In heart tissue samples, TAS was significantly higher in LI and LD groups (p < 0.05). Additionally, oxidative stress was significantly higher in the LM group (p < 0.05). Despite an increase in oxidative stress in brain tissue samples across all groups, it was found that all groups exhibited antioxidant protective effects (p < 0.05). Inflammatory parameters in heart and brain tissues significantly decreased in all groups, especially in the LI group (p < 0.05).

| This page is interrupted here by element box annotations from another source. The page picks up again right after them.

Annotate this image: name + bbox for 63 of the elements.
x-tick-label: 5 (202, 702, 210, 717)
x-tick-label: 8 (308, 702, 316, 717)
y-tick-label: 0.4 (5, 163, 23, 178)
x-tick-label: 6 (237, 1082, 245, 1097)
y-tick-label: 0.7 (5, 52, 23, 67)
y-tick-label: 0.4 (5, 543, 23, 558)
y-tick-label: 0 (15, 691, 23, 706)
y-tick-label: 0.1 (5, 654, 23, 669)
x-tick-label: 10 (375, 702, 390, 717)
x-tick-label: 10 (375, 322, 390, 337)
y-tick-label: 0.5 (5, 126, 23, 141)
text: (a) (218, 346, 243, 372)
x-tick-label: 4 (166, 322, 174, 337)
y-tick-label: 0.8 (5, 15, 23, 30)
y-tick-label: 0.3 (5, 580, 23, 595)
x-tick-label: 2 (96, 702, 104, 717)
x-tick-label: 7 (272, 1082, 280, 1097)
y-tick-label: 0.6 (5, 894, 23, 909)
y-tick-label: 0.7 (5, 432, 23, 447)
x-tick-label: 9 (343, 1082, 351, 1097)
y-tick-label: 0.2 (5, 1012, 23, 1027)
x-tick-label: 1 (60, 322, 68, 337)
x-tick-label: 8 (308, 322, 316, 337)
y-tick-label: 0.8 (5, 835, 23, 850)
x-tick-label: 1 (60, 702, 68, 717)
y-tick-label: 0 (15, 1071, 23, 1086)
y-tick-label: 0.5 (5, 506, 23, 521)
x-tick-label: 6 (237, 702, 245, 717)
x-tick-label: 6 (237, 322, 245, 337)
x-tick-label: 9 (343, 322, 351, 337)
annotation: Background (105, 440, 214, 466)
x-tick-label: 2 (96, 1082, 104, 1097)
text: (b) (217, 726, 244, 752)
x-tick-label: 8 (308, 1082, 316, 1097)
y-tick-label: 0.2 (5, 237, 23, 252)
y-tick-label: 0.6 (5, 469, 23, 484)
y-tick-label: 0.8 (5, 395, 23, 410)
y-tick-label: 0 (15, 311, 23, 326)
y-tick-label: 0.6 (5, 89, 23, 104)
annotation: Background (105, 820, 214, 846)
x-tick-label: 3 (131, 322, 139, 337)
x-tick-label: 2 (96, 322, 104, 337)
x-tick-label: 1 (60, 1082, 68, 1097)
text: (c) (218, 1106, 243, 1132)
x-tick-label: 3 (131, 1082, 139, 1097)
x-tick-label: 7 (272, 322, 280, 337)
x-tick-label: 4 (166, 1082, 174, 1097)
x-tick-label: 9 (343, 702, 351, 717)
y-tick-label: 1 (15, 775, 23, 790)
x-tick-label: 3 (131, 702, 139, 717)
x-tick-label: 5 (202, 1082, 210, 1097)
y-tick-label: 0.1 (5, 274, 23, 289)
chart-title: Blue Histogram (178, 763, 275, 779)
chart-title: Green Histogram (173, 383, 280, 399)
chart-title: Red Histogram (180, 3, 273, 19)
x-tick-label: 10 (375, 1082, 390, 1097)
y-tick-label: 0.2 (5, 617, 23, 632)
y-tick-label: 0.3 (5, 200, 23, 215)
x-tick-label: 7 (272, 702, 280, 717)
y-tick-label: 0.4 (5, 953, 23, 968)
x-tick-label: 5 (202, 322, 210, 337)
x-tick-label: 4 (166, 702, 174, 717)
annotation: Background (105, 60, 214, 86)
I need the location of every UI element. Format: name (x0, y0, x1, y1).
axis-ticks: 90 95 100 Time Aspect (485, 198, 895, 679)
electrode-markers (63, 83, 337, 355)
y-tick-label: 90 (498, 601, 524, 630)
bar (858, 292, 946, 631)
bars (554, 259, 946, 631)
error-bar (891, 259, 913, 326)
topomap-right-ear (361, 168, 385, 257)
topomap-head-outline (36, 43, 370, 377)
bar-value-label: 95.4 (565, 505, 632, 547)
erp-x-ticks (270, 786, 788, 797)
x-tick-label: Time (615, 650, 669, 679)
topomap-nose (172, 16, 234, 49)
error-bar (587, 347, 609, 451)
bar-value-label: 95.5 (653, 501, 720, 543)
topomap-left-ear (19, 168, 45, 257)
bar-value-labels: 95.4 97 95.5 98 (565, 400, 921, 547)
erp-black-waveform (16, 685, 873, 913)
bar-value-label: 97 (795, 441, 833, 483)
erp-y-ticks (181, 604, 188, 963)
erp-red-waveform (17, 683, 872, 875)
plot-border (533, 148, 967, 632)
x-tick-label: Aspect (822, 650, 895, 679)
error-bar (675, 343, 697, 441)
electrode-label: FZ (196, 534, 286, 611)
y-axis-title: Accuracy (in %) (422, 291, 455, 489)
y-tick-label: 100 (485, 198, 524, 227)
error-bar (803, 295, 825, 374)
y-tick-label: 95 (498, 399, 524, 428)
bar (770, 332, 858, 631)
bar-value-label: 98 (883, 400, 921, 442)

It was observed that pretreatment with midazolam increased oxidative stress induced by lidocaine, while dexmedetomidine and intralipid exhibited greater antioxidant effects. Dexmedetomidine and intralipid used as pretreatment were shown to be more effective in protecting against oxidative stress and inflammation.
本研究旨在比较右美托咪定、咪达唑仑、丙泊酚和脂质乳剂对利多卡因诱导的心脏毒性和神经毒性的影响。
48只雄性Sprague-Dawley大鼠随机分为六组(每组n = 8):对照组(C)、利多卡因组(L)、利多卡因+右美托咪定组(LD)、利多卡因+咪达唑仑组(LM)、利多卡因+丙泊酚组(LP)和利多卡因+脂质乳剂组(LI)。右美托咪定(100μg/kg)、咪达唑仑(4mg/kg)、丙泊酚(40mg/kg)和脂质乳剂(10mg/kg)作为预处理腹腔注射。除对照组外,所有组腹腔注射利多卡因(90mg/kg)以诱导氧化应激。记录心电图(ECG)60分钟后,处死大鼠,收集心脏和脑组织样本。进行总氧化剂状态(TOS)、总抗氧化剂状态(TAS)、氧化应激指数(OSI)和炎症参数的比较测量。
在心脏组织样本中,LI组和LD组的TAS显著更高(p < 0.05)。此外,LM组的氧化应激显著更高(p < 0.05)。尽管所有组脑组织样本中的氧化应激均增加,但发现所有组均表现出抗氧化保护作用(p < 0.05)。所有组心脏和脑组织中的炎症参数均显著降低,尤其是LI组(p < 0.05)。
观察到咪达唑仑预处理会增加利多卡因诱导的氧化应激,而右美托咪定和脂质乳剂表现出更大的抗氧化作用。右美托咪定和脂质乳剂作为预处理在预防氧化应激和炎症方面更有效。